Wednesday, August 8, 2012

A new direction...oh boy!

No I don't know what happened to draft 2. And hopefully I will finish the book on Draft 3 so that you will e-read or read Draft 4 or 5 in one sitting soon.


“ANY CONCESSION FOR MURDER…”


An Arthur Dixon Novel









By
Michael D. Jansen van Vuuren



Foreward:
I began writing Any Concession back in 1999 during a Mystery Writing course I took at UT with the Indomitable Dr. Manchip-White. He will go down in my book as the best writing professor I ever had. Sorry Dr. Weir- not that you would ever read this commercial pulp- non-literary garbage (as you were wont to describe it) and thus there is the reason that Dr. M-W took the cake.
I initially wrote about 20 pages and then rewrote and rewrote the same 20 pages. In late 2000, I rewrote the initial draft and added another 20 pages and got stuck. Major writers block.
Why one might ask if they are prone to do? Well I will quote Dr. M-W: “Reading is inhaling and writing is exhaling. If you want to write my boy, you must read and read everything!”
I had fully exhaled and had no more breath.
Since then I have down a lot of breathing.
So now 12 years later, I am going to exhale some more.
I want to thank Tony Hillerman, Dana Stabenow, Robert B. Parker and Elmore Leonard for opening the scope of all that I could write about and where.
This leaves me in Knoxville, Tennessee with a Carl Hiassen high and the need to share a story about this crazy town and some of its colorful denizens. Lastly I must pay homage to Steven Womack who took on Nashville and mostly won with a series of fairly ridiculous mysteries that were lots of fun to read. Oh, and if I left out my Mother I would burn forever in Fantasy Book Hell. She got me to read other books (even some that would have Allen Weir jumping for joy) and talk about them with her. She also led me to Hillerman and Stabenow and now to Henning Mankell.

For the next 40 or so pages I will be reposting (reviewing what I have written) and making changes and offering comments on this or that but I will use a different font and brackets like this ][ to indicate them. Call it an work in progress that I am going to share with all of you.




Interludes and such

Today I found draft 3 of Any Concession and started rereading it. A few things struck me immediately, I can write a mystery better than several of the mystery (published) writers I have read in last few years and why the hell didn't I finish this years ago..... got distracted I guess by that annoyance called life- to bad I cannot blame it on love instead.

So Now I am pleased to share with you Draft 3 of Any Concession and announce that I will in fact be finishing it!

Tuesday, August 7, 2012

another installment

Apologies for the delay (health issues thankfully resolved)

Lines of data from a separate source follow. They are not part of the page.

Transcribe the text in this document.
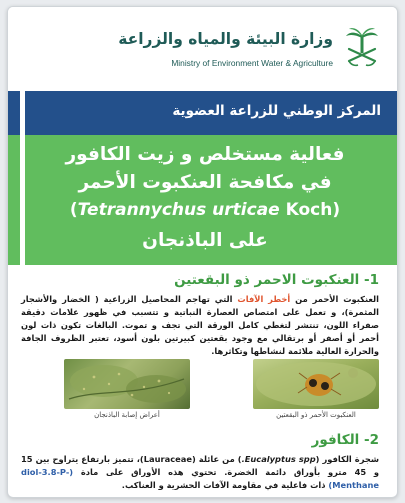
وزارة البيئة والمياه والزراعة
Ministry of Environment Water & Agriculture
المركز الوطني للزراعة العضوية
فعالية مستخلص و زيت الكافور
في مكافحة العنكبوت الأحمر
(Tetrannychus urticae Koch)
على الباذنجان
1- العنكبوت الاحمر ذو البقعتين
العنكبوت الأحمر من أخطر الآفات التي تهاجم المحاصيل الزراعية ( الخضار والأشجار المثمرة)، و تعمل على امتصاص العصارة النباتية و تتسبب في ظهور علامات دقيقة صفراء اللون، تنتشر لتغطي كامل الورقة التي تجف و تموت. البالغات تكون ذات لون أحمر أو أصفر أو برتقالي مع وجود بقعتين كبيرتين بلون أسود، تعتبر الظروف الجافة والحرارة العالية ملائمة لنشاطها وتكاثرها.
أعراض إصابة الباذنجان	العنكبوت الأحمر ذو البقعتين
2- الكافور
شجرة الكافور (Eucalyptus spp.) من عائلة (Lauraceae)، تتميز بارتفاع يتراوح بين 15 و 45 مترو بأوراق دائمة الخضرة. تحتوي هذه الأوراق على مادة (diol-3.8-P- Menthane) ذات فاعلية في مقاومة الآفات الحشرية و العناكب.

The lights were on in house six, a crowd of four cops, Darby and the Coroner were standing around a seat in the seventh row. Dixon walked down the aisle to the second row above the seventh and began crossing the house. When he reached the middle, he sat down in a seat and waited for the coroner to finish. Jan came in and walked over to his row. She brought him a cup of coffee and Dixon took it with thanks.
“Sorry about the mix up on the phone.” He whispered.
“It’s okay,” she said, whispering as well. “You are not the only one doing it.”
“I am still sorry about that.”
Darby looked up and spied Dixon and Jan. He frowned, turned back to the coroner and nodded. The coroner shook his hand taking his leave. Darby looked back to Dixon.
“Hey Dixon, what are you doing up there?”
“I didn’t want to go where I was not welcome.”
“Jan, would you tell Weyr that he can bring in the body bag now.”
“Sure Darby.”
She left.
Dixon stood up.
“So who’s the stiff?” he asked.
“You mean you don’t know? No one told you?”
“Nope.”
Darby laughed.
“What? What’s so funny?” Dixon demanded.
Darby stopped and shook his head, holding up his hand.
“This is rich, no one even bothered to tell you. Well this-“ Darby pointed to the barely visible head next to him. “This is an old friend of ours, the guy who got you to quit the force. It’s Paul Murray, Dix.”
Dixon dropped his coffee.

The cup his the seat in front of him, splashing coffee backwards onto Dixon’s abdomen. Dixon danced around, first with whelps of pain then curses until he sat back down.
“Aw shit.” He pronounced. Dixon threw up his hands.
Darby stood there observing the tirade with a puzzled expression on his face. He walked over to the left aisle and came up Dixon’s aisle until he sat down next to him.
They sat there awhile.
            “Dix, I didn’t know that you were friends.”
            “We aren’t, I mean we weren’t.”
            “Then why are you so upset?”
            “Murray had hired me because he was afraid that some one was stalking him.”
            “Why didn’t he just go to the cops?”
            “Because he was sure that his stalker was a cop.”